Por estas horas se define el itinerario que cursará para regresar al país. “Es un avión de vuelo corto. Grande en fuselaje, pero para llegar tendrá que hacer unas cinco o seis escalas”, indica quien está al frente de la negociación. Se estima que el arribo será en tres semanas. Y una vez que pise suelo argentino, se terminará de darle los últimos retoques. Lo pintarán del color original “un gris más arratonado que el que tiene ahora, que es brillante”. Y le imprimirán la matrícula que tenía en los años de plomo: PA-51. La idea es que quede en su estado original. Luego, será exhibido en el Espacio Memoria y Derechos Humanos, ex ESMA.
Fue el capitán de corbeta Adolfo Francisco Scilingo, ex jefe de automotores de la Escuela de Mecánica de la Armada, quien develó los macabros vuelos del Skyvan. Dio testimonio en el libro El Vuelo del periodista Horacio Verbitsky y ante el juez español Baltasar Garzón. A ellos les relató el procedimiento. Los detenidos eran llevados a la base de Punta Indio, y allí eran cargados en los aviones, todos pertenecientes a la Prefectura Naval. Y agregó una frase que da náuseas: que las víctimas “tenían que morir felices y les ponían música brasileña para que bailaran” antes de que los arrojaran al río desde un avión, vivos o muertos.
Scilingo también confesó que entre 1976 y 1978 se produjeron cerca de 200 “vuelos de la muerte”, que se solía despegar los miércoles y los sábados y que las víctimas eran recogidas en la base aeronaval de Punta Indio, que en cada uno de ellos viajaban entre quince y treinta personas, que el primero en el que participó fue en junio de 1977, que a las trece personas que llevaron les habían comunicado que iban a ser trasladadas al sur, que antes de ser lanzados por la popa del avión eran sedados y desvestidos.
El hallazgo de la aeronave no fue sencillo.

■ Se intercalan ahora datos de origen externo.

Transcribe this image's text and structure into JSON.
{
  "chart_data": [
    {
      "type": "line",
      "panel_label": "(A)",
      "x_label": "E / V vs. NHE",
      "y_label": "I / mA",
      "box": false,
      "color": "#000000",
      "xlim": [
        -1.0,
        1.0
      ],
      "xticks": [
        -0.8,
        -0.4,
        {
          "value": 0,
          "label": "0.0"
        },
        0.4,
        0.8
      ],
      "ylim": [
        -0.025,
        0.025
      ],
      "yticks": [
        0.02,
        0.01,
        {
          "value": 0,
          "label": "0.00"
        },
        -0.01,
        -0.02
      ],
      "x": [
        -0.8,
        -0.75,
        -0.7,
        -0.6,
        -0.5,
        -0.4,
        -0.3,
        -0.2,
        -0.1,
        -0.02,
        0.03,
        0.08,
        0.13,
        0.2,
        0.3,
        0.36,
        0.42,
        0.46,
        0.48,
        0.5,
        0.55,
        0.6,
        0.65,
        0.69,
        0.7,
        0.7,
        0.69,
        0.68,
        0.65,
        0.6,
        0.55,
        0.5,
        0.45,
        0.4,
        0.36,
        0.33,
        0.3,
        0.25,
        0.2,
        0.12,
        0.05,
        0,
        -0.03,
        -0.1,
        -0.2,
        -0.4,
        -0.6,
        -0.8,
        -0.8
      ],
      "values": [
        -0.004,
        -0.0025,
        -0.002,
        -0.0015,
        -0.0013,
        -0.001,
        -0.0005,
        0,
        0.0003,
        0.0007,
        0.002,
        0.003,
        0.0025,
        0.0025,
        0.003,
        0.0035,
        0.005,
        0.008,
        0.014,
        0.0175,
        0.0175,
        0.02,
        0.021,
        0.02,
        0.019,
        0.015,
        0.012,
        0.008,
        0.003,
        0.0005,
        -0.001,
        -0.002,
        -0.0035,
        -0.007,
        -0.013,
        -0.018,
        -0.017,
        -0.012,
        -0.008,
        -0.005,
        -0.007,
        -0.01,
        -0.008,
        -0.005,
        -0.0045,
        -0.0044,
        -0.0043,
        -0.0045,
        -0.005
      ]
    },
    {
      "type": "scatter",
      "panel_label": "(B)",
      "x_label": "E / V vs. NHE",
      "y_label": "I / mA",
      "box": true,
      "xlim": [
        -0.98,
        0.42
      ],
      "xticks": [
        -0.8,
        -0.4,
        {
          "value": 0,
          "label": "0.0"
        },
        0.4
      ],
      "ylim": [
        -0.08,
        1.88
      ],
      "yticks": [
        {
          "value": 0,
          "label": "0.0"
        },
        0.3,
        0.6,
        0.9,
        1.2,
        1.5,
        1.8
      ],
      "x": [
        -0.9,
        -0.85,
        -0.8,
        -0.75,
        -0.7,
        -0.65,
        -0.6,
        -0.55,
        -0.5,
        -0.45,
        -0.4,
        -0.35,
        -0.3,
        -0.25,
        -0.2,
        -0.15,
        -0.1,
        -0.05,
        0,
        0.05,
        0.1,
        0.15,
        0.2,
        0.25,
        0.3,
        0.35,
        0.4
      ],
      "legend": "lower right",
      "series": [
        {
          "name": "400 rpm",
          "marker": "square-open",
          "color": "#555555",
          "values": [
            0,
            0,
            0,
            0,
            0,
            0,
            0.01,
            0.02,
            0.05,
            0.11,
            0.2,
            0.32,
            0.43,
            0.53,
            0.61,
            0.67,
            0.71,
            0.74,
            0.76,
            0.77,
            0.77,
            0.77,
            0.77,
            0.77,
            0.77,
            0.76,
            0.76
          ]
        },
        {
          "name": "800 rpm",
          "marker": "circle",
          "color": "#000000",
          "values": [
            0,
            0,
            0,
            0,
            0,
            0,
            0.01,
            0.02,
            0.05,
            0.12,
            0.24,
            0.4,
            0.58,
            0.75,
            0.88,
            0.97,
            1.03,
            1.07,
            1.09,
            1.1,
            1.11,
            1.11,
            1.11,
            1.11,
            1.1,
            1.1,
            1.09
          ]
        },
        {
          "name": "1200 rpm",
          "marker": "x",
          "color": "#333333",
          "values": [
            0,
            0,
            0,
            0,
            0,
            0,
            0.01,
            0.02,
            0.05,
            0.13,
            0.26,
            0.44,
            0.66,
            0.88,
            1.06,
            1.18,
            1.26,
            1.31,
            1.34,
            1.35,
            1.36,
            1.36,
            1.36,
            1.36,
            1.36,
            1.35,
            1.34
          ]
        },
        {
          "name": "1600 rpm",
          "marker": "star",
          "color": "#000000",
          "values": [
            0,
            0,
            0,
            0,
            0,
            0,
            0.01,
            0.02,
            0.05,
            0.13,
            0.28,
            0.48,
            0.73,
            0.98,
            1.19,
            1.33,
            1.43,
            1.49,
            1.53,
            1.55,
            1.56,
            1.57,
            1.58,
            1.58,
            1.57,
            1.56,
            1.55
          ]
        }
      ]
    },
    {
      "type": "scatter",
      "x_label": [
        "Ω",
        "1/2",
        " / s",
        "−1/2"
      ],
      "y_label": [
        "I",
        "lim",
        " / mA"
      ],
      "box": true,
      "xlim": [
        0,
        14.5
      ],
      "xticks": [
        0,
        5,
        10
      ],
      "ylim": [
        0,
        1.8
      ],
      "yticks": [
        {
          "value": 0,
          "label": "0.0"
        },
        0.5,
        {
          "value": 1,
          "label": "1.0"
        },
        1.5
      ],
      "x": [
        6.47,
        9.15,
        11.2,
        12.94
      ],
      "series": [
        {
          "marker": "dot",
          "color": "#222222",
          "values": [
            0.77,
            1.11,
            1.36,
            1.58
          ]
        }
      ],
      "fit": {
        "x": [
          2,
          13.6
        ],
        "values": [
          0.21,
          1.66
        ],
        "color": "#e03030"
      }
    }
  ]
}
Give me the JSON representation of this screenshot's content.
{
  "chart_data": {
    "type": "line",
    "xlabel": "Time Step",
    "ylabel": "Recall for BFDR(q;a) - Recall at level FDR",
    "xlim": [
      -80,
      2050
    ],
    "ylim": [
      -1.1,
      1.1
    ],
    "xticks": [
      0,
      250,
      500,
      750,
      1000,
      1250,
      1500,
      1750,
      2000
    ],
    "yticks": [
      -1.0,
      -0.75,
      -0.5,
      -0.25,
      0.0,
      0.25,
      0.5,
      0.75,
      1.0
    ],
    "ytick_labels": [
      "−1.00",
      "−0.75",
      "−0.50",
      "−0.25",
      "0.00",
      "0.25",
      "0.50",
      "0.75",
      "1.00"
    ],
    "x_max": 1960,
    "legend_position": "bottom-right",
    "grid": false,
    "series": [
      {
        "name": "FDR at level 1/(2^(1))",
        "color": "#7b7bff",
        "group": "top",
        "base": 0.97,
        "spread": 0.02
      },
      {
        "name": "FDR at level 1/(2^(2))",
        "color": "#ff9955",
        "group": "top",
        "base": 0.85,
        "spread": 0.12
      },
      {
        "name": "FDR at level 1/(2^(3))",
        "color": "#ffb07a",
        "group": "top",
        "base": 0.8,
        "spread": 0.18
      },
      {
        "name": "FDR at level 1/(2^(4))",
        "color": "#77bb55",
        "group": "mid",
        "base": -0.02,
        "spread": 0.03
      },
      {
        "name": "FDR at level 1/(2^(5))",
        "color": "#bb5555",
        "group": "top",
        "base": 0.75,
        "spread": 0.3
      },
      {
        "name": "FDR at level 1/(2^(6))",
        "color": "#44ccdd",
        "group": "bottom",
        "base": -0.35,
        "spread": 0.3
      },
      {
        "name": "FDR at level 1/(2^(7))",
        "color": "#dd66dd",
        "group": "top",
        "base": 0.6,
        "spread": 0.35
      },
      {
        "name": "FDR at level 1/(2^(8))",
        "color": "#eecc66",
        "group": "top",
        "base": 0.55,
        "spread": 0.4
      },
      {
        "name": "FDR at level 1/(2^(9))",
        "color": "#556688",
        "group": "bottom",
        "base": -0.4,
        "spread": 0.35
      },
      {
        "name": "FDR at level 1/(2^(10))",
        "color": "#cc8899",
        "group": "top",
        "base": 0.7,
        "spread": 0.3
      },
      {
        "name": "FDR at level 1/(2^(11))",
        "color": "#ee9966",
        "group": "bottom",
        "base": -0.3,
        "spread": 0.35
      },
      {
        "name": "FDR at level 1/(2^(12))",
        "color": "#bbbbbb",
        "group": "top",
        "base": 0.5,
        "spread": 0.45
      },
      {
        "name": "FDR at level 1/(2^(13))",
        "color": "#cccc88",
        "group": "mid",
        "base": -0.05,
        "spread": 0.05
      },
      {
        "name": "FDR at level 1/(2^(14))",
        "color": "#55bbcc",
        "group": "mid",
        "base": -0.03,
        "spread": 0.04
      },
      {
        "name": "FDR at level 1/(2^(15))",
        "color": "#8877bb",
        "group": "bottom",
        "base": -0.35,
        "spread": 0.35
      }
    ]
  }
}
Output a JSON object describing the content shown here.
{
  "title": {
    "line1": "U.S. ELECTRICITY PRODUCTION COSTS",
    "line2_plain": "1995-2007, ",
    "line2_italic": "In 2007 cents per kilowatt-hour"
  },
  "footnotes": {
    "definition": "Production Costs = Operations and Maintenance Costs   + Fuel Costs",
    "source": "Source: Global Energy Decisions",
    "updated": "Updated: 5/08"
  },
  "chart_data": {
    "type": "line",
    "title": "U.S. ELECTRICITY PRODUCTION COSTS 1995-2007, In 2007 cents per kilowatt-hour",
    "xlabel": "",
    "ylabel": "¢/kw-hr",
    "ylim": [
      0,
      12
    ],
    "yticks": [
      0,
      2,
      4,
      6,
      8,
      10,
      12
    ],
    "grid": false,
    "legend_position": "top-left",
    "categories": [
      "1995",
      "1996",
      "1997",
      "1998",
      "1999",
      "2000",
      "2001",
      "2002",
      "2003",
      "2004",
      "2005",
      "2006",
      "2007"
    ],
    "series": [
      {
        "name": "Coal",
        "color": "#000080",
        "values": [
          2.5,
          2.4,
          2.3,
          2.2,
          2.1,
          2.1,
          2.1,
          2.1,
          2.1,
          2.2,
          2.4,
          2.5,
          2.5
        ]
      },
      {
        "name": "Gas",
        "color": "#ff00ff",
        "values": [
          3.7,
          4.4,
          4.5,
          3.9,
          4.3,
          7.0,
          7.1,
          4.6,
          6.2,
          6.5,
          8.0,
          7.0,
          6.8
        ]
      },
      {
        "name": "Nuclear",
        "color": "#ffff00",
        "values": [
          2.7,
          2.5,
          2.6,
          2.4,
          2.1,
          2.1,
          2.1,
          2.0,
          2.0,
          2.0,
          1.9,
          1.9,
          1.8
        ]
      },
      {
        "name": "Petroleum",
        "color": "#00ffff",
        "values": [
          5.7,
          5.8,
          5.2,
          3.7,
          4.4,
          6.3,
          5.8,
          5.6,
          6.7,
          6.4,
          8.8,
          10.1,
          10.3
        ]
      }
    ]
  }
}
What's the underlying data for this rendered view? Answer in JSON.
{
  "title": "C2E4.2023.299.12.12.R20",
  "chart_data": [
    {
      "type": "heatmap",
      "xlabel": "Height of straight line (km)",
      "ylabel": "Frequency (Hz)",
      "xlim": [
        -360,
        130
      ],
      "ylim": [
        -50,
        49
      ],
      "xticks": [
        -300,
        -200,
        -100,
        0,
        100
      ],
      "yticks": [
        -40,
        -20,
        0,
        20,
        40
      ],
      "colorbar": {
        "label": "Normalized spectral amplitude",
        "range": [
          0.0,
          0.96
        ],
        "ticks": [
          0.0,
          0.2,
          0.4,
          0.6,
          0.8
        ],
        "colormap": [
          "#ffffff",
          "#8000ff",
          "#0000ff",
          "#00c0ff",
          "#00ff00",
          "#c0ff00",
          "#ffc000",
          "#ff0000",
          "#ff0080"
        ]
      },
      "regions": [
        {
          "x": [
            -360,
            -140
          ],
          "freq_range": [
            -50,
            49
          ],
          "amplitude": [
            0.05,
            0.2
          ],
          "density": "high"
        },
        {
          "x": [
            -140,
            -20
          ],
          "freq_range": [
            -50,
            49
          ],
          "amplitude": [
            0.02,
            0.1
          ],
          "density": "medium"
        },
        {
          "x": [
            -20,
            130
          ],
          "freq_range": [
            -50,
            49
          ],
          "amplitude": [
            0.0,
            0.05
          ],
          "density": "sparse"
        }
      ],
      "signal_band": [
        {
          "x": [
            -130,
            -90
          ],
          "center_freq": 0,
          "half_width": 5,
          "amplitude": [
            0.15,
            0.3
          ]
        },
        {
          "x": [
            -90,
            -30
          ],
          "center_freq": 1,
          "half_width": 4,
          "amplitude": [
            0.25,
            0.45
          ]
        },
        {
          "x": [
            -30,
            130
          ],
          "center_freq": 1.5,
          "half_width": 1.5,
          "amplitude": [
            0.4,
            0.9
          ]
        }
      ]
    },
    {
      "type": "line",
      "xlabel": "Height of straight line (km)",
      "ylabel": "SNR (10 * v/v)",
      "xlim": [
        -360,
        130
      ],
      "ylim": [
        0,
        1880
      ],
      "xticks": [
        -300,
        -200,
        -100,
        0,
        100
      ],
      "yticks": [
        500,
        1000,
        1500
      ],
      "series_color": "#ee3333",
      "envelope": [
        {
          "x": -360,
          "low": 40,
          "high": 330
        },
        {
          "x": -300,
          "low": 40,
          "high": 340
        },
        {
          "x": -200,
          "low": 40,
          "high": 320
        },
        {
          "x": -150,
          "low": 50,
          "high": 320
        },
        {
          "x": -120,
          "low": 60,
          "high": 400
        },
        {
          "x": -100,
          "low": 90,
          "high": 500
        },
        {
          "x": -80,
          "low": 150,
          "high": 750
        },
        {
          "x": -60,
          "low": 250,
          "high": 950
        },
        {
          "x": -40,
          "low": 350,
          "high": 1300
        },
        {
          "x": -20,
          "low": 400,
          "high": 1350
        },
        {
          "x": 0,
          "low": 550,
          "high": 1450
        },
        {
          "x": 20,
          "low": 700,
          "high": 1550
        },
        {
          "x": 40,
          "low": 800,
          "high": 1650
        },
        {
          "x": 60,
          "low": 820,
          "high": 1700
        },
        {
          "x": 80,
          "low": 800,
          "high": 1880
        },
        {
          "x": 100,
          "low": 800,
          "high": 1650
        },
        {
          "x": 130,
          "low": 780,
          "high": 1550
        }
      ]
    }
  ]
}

El Skyvan fue comprado en 1971 a una empresa irlandesa en un lote de cinco aviones para ser utilizadon por esa fuerza de seguridad. Luego de prestar sus ominosos servicios en Argentina fue enviado a Luxemburgo. De allí pasó a los Estados Unidos. Y en cada traslado, su matrícula fue modificada.
El último rastro del avión había sido confirmado por la periodista y sobreviviente de la dictadura Miriam Lewin y el fotógrafo Giancarlo Ceraudo en 2010, cuando lo hallaron volando mientras hacía servicios postales con las islas Bahamas para la empresa estadounidense GB Airlink.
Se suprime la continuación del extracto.